Conservatives tend to be more resilient, stoic, happier, physical, more likely to sacrifice their lives for the country, martially-oriented, dependable, self-sufficient— what we call “hardness”.

But that hardness is entirely dependent on “softness”— take away their god, their family, their community and in some cases their suppressed, submissive wives or “masculine” husbands and they are rendered entirely useless at life and just as prone to mental illness.

“Liberals” tend to be more explorative, fun-loving, unstable, innovative, sexually libertine, people and scale-oriented, non-martial, emotional, scattered, unfocused and hypersensitive— “soft”. But:

.. that softness is based on “hardness”— they are much more accepting of the harsh existential truths of uncertainty and science, and are able to brave them without pretense or masking, and leaving aside their adherence to social democratism, they are usually individualists.

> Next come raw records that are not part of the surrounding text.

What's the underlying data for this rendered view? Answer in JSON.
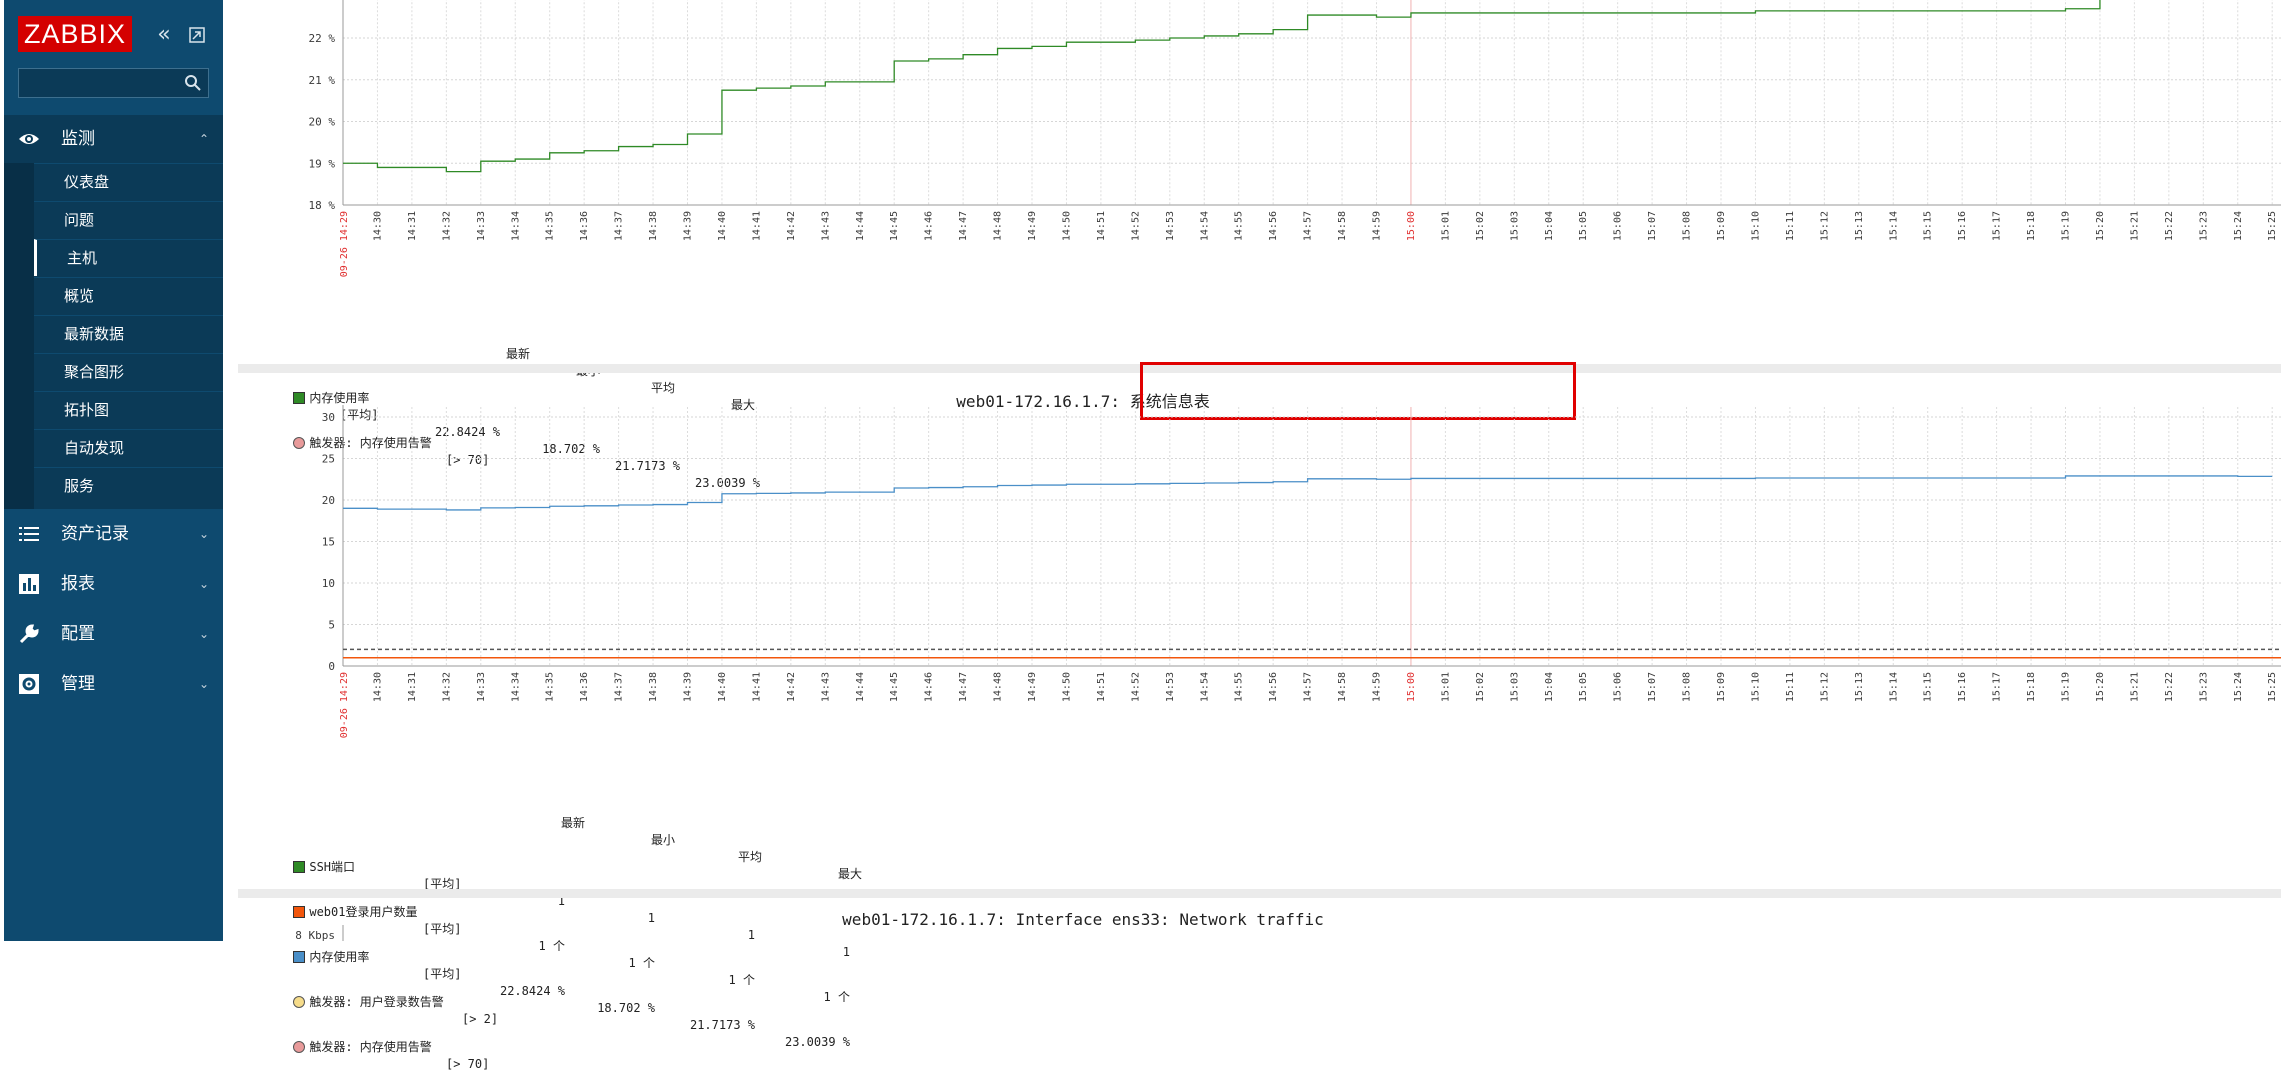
{
  "sidebar": {
    "logo": "ZABBIX",
    "collapse_icon": "double-chevron-left-icon",
    "kiosk_icon": "expand-window-icon",
    "search": {
      "value": "",
      "icon": "search-icon"
    },
    "menu": [
      {
        "label": "监测",
        "icon": "eye-icon",
        "expanded": true
      },
      {
        "label": "资产记录",
        "icon": "list-icon"
      },
      {
        "label": "报表",
        "icon": "bar-chart-icon"
      },
      {
        "label": "配置",
        "icon": "wrench-icon"
      },
      {
        "label": "管理",
        "icon": "gear-icon"
      }
    ],
    "submenu": [
      "仪表盘",
      "问题",
      "主机",
      "概览",
      "最新数据",
      "聚合图形",
      "拓扑图",
      "自动发现",
      "服务"
    ],
    "active_submenu": "主机"
  },
  "x_ticks": [
    "14:30",
    "14:31",
    "14:32",
    "14:33",
    "14:34",
    "14:35",
    "14:36",
    "14:37",
    "14:38",
    "14:39",
    "14:40",
    "14:41",
    "14:42",
    "14:43",
    "14:44",
    "14:45",
    "14:46",
    "14:47",
    "14:48",
    "14:49",
    "14:50",
    "14:51",
    "14:52",
    "14:53",
    "14:54",
    "14:55",
    "14:56",
    "14:57",
    "14:58",
    "14:59",
    "15:00",
    "15:01",
    "15:02",
    "15:03",
    "15:04",
    "15:05",
    "15:06",
    "15:07",
    "15:08",
    "15:09",
    "15:10",
    "15:11",
    "15:12",
    "15:13",
    "15:14",
    "15:15",
    "15:16",
    "15:17",
    "15:18",
    "15:19",
    "15:20",
    "15:21",
    "15:22",
    "15:23",
    "15:24",
    "15:25"
  ],
  "x_start_label": "09-26 14:29",
  "chart1": {
    "legend_headers": [
      "最新",
      "最小",
      "平均",
      "最大"
    ],
    "items": [
      {
        "name": "内存使用率",
        "func": "[平均]",
        "latest": "22.8424 %",
        "min": "18.702 %",
        "avg": "21.7173 %",
        "max": "23.0039 %",
        "color": "#2f8a26"
      }
    ],
    "triggers": [
      {
        "text": "触发器: 内存使用告警",
        "cond": "[> 70]",
        "color": "#e89a9a"
      }
    ]
  },
  "chart2": {
    "title": "web01-172.16.1.7: 系统信息表",
    "legend_headers": [
      "最新",
      "最小",
      "平均",
      "最大"
    ],
    "items": [
      {
        "name": "SSH端口",
        "func": "[平均]",
        "latest": "1",
        "min": "1",
        "avg": "1",
        "max": "1",
        "color": "#2f8a26"
      },
      {
        "name": "web01登录用户数量",
        "func": "[平均]",
        "latest": "1 个",
        "min": "1 个",
        "avg": "1 个",
        "max": "1 个",
        "color": "#f2560c"
      },
      {
        "name": "内存使用率",
        "func": "[平均]",
        "latest": "22.8424 %",
        "min": "18.702 %",
        "avg": "21.7173 %",
        "max": "23.0039 %",
        "color": "#4a8fc8"
      }
    ],
    "triggers": [
      {
        "text": "触发器: 用户登录数告警",
        "cond": "[> 2]",
        "color": "#f6dc8a"
      },
      {
        "text": "触发器: 内存使用告警",
        "cond": "[> 70]",
        "color": "#e89a9a"
      }
    ]
  },
  "chart3": {
    "title": "web01-172.16.1.7: Interface ens33: Network traffic",
    "first_y_label": "8 Kbps"
  },
  "chart_data": [
    {
      "type": "line",
      "ylim": [
        18,
        23
      ],
      "y_ticks": [
        "18 %",
        "19 %",
        "20 %",
        "21 %",
        "22 %"
      ],
      "series": [
        {
          "name": "内存使用率",
          "color": "#2f8a26",
          "x": [
            "14:29",
            "14:30",
            "14:31",
            "14:32",
            "14:33",
            "14:34",
            "14:35",
            "14:36",
            "14:37",
            "14:38",
            "14:39",
            "14:40",
            "14:41",
            "14:42",
            "14:43",
            "14:44",
            "14:45",
            "14:46",
            "14:47",
            "14:48",
            "14:49",
            "14:50",
            "14:51",
            "14:52",
            "14:53",
            "14:54",
            "14:55",
            "14:56",
            "14:57",
            "14:58",
            "14:59",
            "15:00",
            "15:01",
            "15:02",
            "15:03",
            "15:04",
            "15:05",
            "15:06",
            "15:07",
            "15:08",
            "15:09",
            "15:10",
            "15:11",
            "15:12",
            "15:13",
            "15:14",
            "15:15",
            "15:16",
            "15:17",
            "15:18",
            "15:19",
            "15:20"
          ],
          "values": [
            19.0,
            18.9,
            18.9,
            18.8,
            19.05,
            19.1,
            19.25,
            19.3,
            19.4,
            19.45,
            19.7,
            20.75,
            20.8,
            20.85,
            20.95,
            20.95,
            21.45,
            21.5,
            21.6,
            21.75,
            21.8,
            21.9,
            21.9,
            21.95,
            22.0,
            22.05,
            22.1,
            22.2,
            22.55,
            22.55,
            22.5,
            22.6,
            22.6,
            22.6,
            22.6,
            22.6,
            22.6,
            22.6,
            22.6,
            22.6,
            22.6,
            22.65,
            22.65,
            22.65,
            22.65,
            22.65,
            22.65,
            22.65,
            22.65,
            22.65,
            22.7,
            23.0
          ]
        }
      ]
    },
    {
      "type": "line",
      "ylim": [
        0,
        30
      ],
      "y_ticks": [
        "0",
        "5",
        "10",
        "15",
        "20",
        "25",
        "30"
      ],
      "series": [
        {
          "name": "SSH端口",
          "color": "#2f8a26",
          "constant": 1
        },
        {
          "name": "web01登录用户数量",
          "color": "#f2560c",
          "constant": 1
        },
        {
          "name": "内存使用率",
          "color": "#4a8fc8",
          "x": [
            "14:29",
            "14:30",
            "14:31",
            "14:32",
            "14:33",
            "14:34",
            "14:35",
            "14:36",
            "14:37",
            "14:38",
            "14:39",
            "14:40",
            "14:41",
            "14:42",
            "14:43",
            "14:44",
            "14:45",
            "14:46",
            "14:47",
            "14:48",
            "14:49",
            "14:50",
            "14:51",
            "14:52",
            "14:53",
            "14:54",
            "14:55",
            "14:56",
            "14:57",
            "14:58",
            "14:59",
            "15:00",
            "15:01",
            "15:02",
            "15:03",
            "15:04",
            "15:05",
            "15:06",
            "15:07",
            "15:08",
            "15:09",
            "15:10",
            "15:11",
            "15:12",
            "15:13",
            "15:14",
            "15:15",
            "15:16",
            "15:17",
            "15:18",
            "15:19",
            "15:20",
            "15:21",
            "15:22",
            "15:23",
            "15:24",
            "15:25"
          ],
          "values": [
            19.0,
            18.9,
            18.9,
            18.8,
            19.05,
            19.1,
            19.25,
            19.3,
            19.4,
            19.45,
            19.7,
            20.75,
            20.8,
            20.85,
            20.95,
            20.95,
            21.45,
            21.5,
            21.6,
            21.75,
            21.8,
            21.9,
            21.9,
            21.95,
            22.0,
            22.05,
            22.1,
            22.2,
            22.55,
            22.55,
            22.5,
            22.6,
            22.6,
            22.6,
            22.6,
            22.6,
            22.6,
            22.6,
            22.6,
            22.6,
            22.6,
            22.65,
            22.65,
            22.65,
            22.65,
            22.65,
            22.65,
            22.65,
            22.65,
            22.65,
            22.9,
            22.9,
            22.9,
            22.9,
            22.9,
            22.85,
            22.85
          ]
        }
      ],
      "triggers": [
        {
          "name": "触发器: 用户登录数告警",
          "value": 2,
          "color": "#555555"
        },
        {
          "name": "触发器: 内存使用告警",
          "value": 70,
          "color": "#e04040"
        }
      ]
    }
  ]
}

Christianity is often considered “soft”— its principal values are helping others without care for reward, and hospitality, pacifism and non-materialism. But it is founded on hardness— incredible austerity, discipline, and strength of purpose in the face of persecution and death.

Islam is often considered “hard”— its principal values have been strength, conquest and religiosity. But it is built on softness— submission to the word of allah, a base of community and fraternity, family life, and even the importance of material and sexual satisfaction.

Since there are so many fans around these days of being “tough loved”: Your inability to find purpose and transcendence beyond the impulses constructed by your evolutionary trajectory as a gender and species is your fault alone, and society’s problems are emergent from individual problems.

I think there is wisdom in building people up around concepts of cosmic order, like Dharma or Tao. A “dharmic” individual and society accept that specifics change with time and place, but not their discipline & commitment to the concept and all that those two things entail.

It’s the virgin evolved ape vs. the chad cosmic. I often mention “trying to combine humility and ambition” when introducing my bio online. Dharma is in many ways exactly that. You can call it anything if you think it offends your specific deity, but I suspect they probably dig the concept too.

Life-affirming, cosmic-scale, intimidating and non-anthropic concepts paradoxically force you to prove yourself in tangible ways, and it vastly expands the variety of things one considers tangible. It enables individuals and societies to play very, very long games.

A true 21st century “prophet” will free trads of their insecure copes for scripture, gendered traits and rose-tinted pasts and their opposite demographic of their copes for constantly playing with labels, categories, neophilia and unimaginative “freedom.”

“Trads” and “liberals” freed of these copes are yin-yang in the best sense, and will do massive good in any space they choose, despite (and because of) being on different sides. And some will probably make great couples and excellent parents, too, for the same reason.